Based on the promising findings of this study, the study team intends to bring this therapy to patients diagnosed with GBM with the hope of improving outcomes against this thus far intractable cancer. With recently granted Food and Drug Administration approval to proceed, the first-in-human clinical trial using the CLTX-CAR T cells is now screening potential patients.

This work was supported by the Ben & Catherine Ivy Foundation of Scottsdale, Arizona, and the clinical trial will be supported by The Marcus Foundation of Atlanta.
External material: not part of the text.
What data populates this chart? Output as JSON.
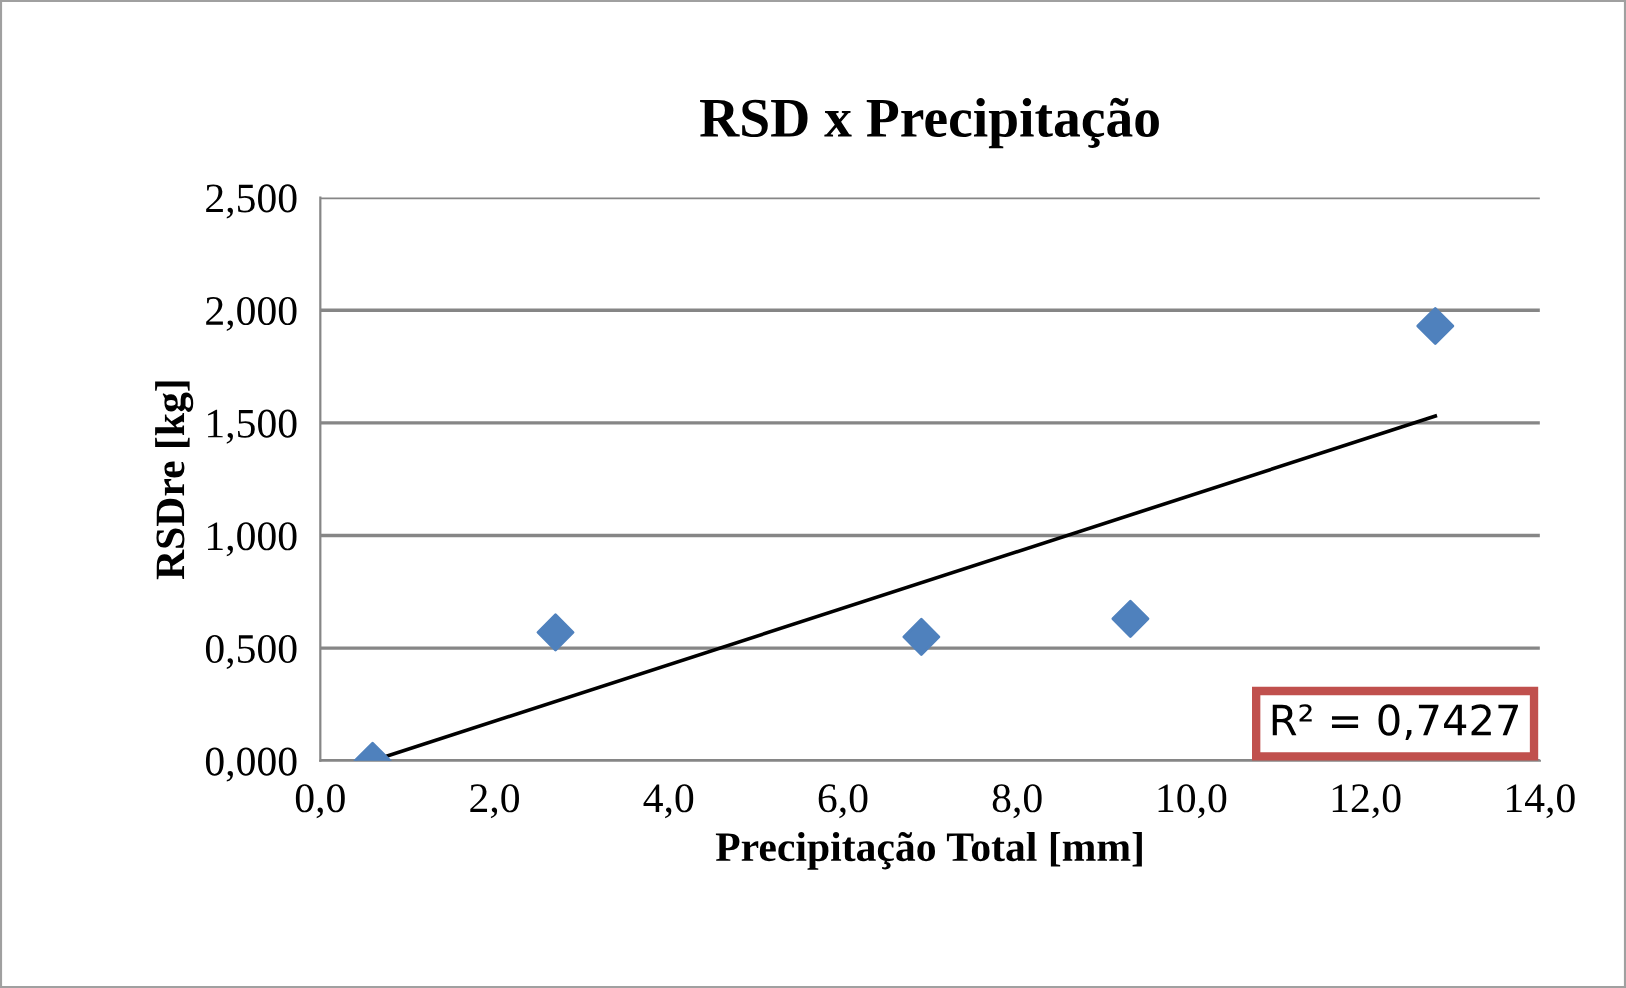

City of Hope, a recognized leader in CAR T cell therapies for glioblastoma and other cancers, has treated nearly 500 patients since its CAR T program started in the late 1990s. The institution continues to have one of the most comprehensive CAR T cell clinical research programs in the world — it currently has 29 ongoing CAR T clinical trials, including CAR T trials for HER-2 positive breast cancer that has spread to the brain, and PSCA-positive bone metastatic prostate cancer. It was the first and only cancer center to treat GBM patients with CAR T cells targeting IL13Rα2, and the first to administer CAR T cell therapy locally in the brain, either by direct injection at the tumor site, through intraventricular infusion into the cerebrospinal fluid, or both. In late 2019, City of Hope opened a first-in-human clinical trial for patients with recurrent glioblastoma combining IL13Rα2-CAR T cells with checkpoint inhibitors nivolumab, an anti-PD1 antibody, and ipilimumab, blocking the CTLA-4 protein.